Written by on November 12, 2013 in Book Development, Books & Self-Publishing - Leave a Comment

What goes into packaging and designing your book?Preparing your book for publication? You may find yourself working with a book packager, someone who specializes in taking your manuscript and transforming it into a print-ready book. Whether you’re self-publishing or going the traditional press route, your book may well end up in the hands of a book packager. Presses love them because it reduces the overall workload on their staff. Self-publishers use them because it’s a single-stop, rather than many freelancers to manage.

If you’re preparing to use the services of a book packager, you’ll need to prepare yourself and your manuscript. There’s more to your book, after all, than a manuscript (and, even if there isn’t, your manuscript may need some major changes before it’s ready to go to the packager). Here’s a handy checklist to help along the way!

(1) Identify your style guide preferences

Your book packager will be selecting a copyeditor for your book, so it’s important to articulate the style guide you prefer. Whether it’s Chicago or AP, your book packager has editors on staff who are experts — but, if you don’t let them know up front that you have a preference, they may not make that element a priority.

So, let them know in advance to guarantee you won’t have to make changes after the copyeditor has done her job!

(2) Remove all the formatting from you manuscript 

When the designer at your book packager sits down to lay out your book, your manuscript needs to be as free of formatting as is possible. Think of your manuscript as a canvas that your designer is going to transform into a work of art. If it’s full of formatting, it’s much more difficult for the designer to pick up his brush and work.

If you have special requests from a design perspective, include a letter that stipulates what you’re looking for.

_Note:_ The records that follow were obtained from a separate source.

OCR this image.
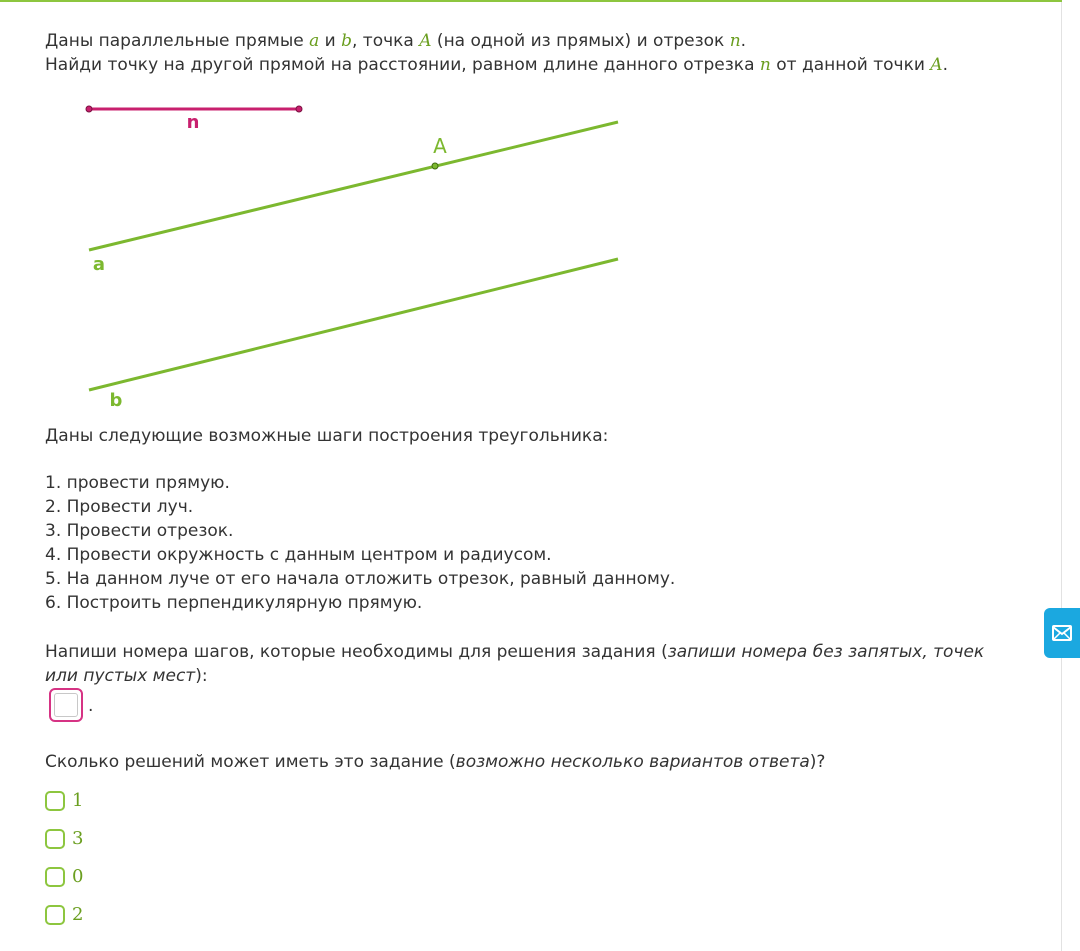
Даны параллельные прямые a и b, точка A (на одной из прямых) и отрезок n.

Найди точку на другой прямой на расстоянии, равном длине данного отрезка n от данной точки A.

n
A
a
b
Даны следующие возможные шаги построения треугольника:
1. провести прямую.
2. Провести луч.
3. Провести отрезок.
4. Провести окружность с данным центром и радиусом.
5. На данном луче от его начала отложить отрезок, равный данному.
6. Построить перпендикулярную прямую.
Напиши номера шагов, которые необходимы для решения задания (запиши номера без запятых, точек или пустых мест):
.
Сколько решений может иметь это задание (возможно несколько вариантов ответа)?
1
3
0
2
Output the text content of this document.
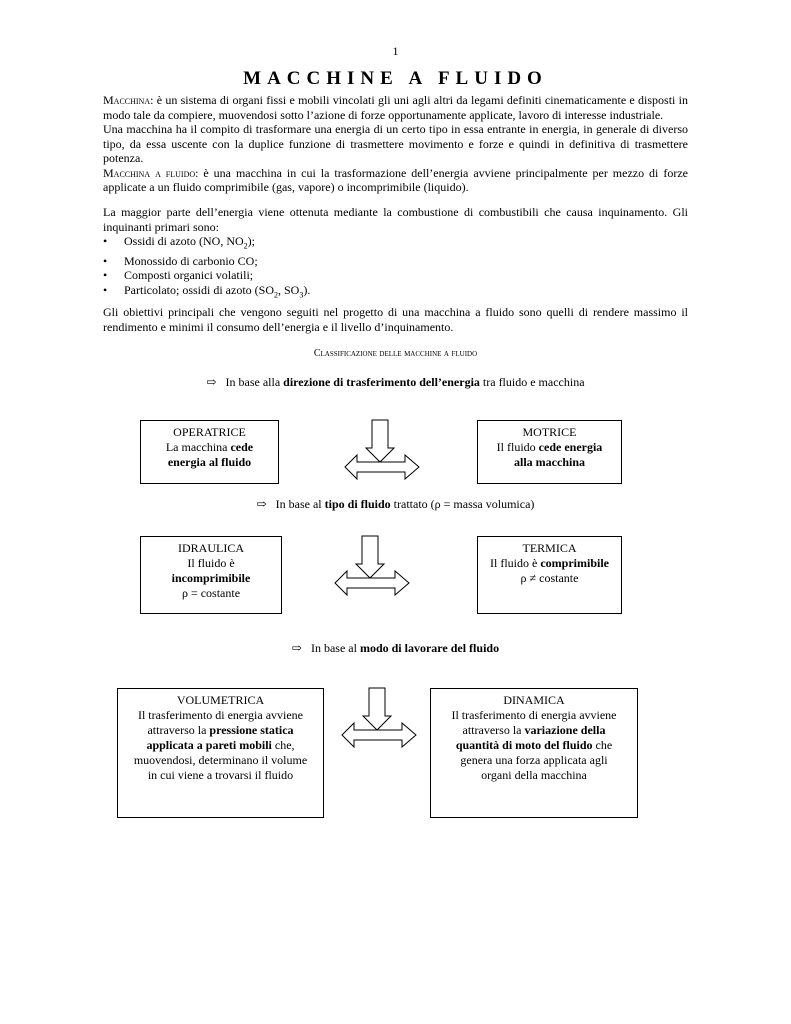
1
MACCHINE A FLUIDO

Macchina: è un sistema di organi fissi e mobili vincolati gli uni agli altri da legami definiti cinematicamente e disposti in modo tale da compiere, muovendosi sotto l’azione di forze opportunamente applicate, lavoro di interesse industriale.

Una macchina ha il compito di trasformare una energia di un certo tipo in essa entrante in energia, in generale di diverso tipo, da essa uscente con la duplice funzione di trasmettere movimento e forze e quindi in definitiva di trasmettere potenza.

Macchina a fluido: è una macchina in cui la trasformazione dell’energia avviene principalmente per mezzo di forze applicate a un fluido comprimibile (gas, vapore) o incomprimibile (liquido).

La maggior parte dell’energia viene ottenuta mediante la combustione di combustibili che causa inquinamento. Gli inquinanti primari sono:

• Ossidi di azoto (NO, $NO_2$);
• Monossido di carbonio CO;
• Composti organici volatili;
• Particolato; ossidi di azoto ($SO_2$, $SO_3$).
Gli obiettivi principali che vengono seguiti nel progetto di una macchina a fluido sono quelli di rendere massimo il rendimento e minimi il consumo dell’energia e il livello d’inquinamento.
Classificazione delle macchine a fluido
⇨ In base alla direzione di trasferimento dell’energia tra fluido e macchina
OPERATRICE
La macchina cede
energia al fluido
MOTRICE
Il fluido cede energia
alla macchina
⇨ In base al tipo di fluido trattato (ρ = massa volumica)
IDRAULICA
Il fluido è
incomprimibile
ρ = costante
TERMICA
Il fluido è comprimibile
ρ ≠ costante
⇨ In base al modo di lavorare del fluido
VOLUMETRICA
Il trasferimento di energia avviene
attraverso la pressione statica
applicata a pareti mobili che,
muovendosi, determinano il volume
in cui viene a trovarsi il fluido
DINAMICA
Il trasferimento di energia avviene
attraverso la variazione della
quantità di moto del fluido che
genera una forza applicata agli
organi della macchina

(3) Organize your illustrations

If you’re planning to include any photos or illustrations, get them organized. In the text, include a note in the proper place for each illustration that corresponds to the name of the photo file.

For example:

[Insert SmithBook3.jpg Here]

This may mean taking the time to rename each of your photo images — but, by taking that time before hand, you’re making your designer’s job easier and increasing your chances that your book will come out right on the first go!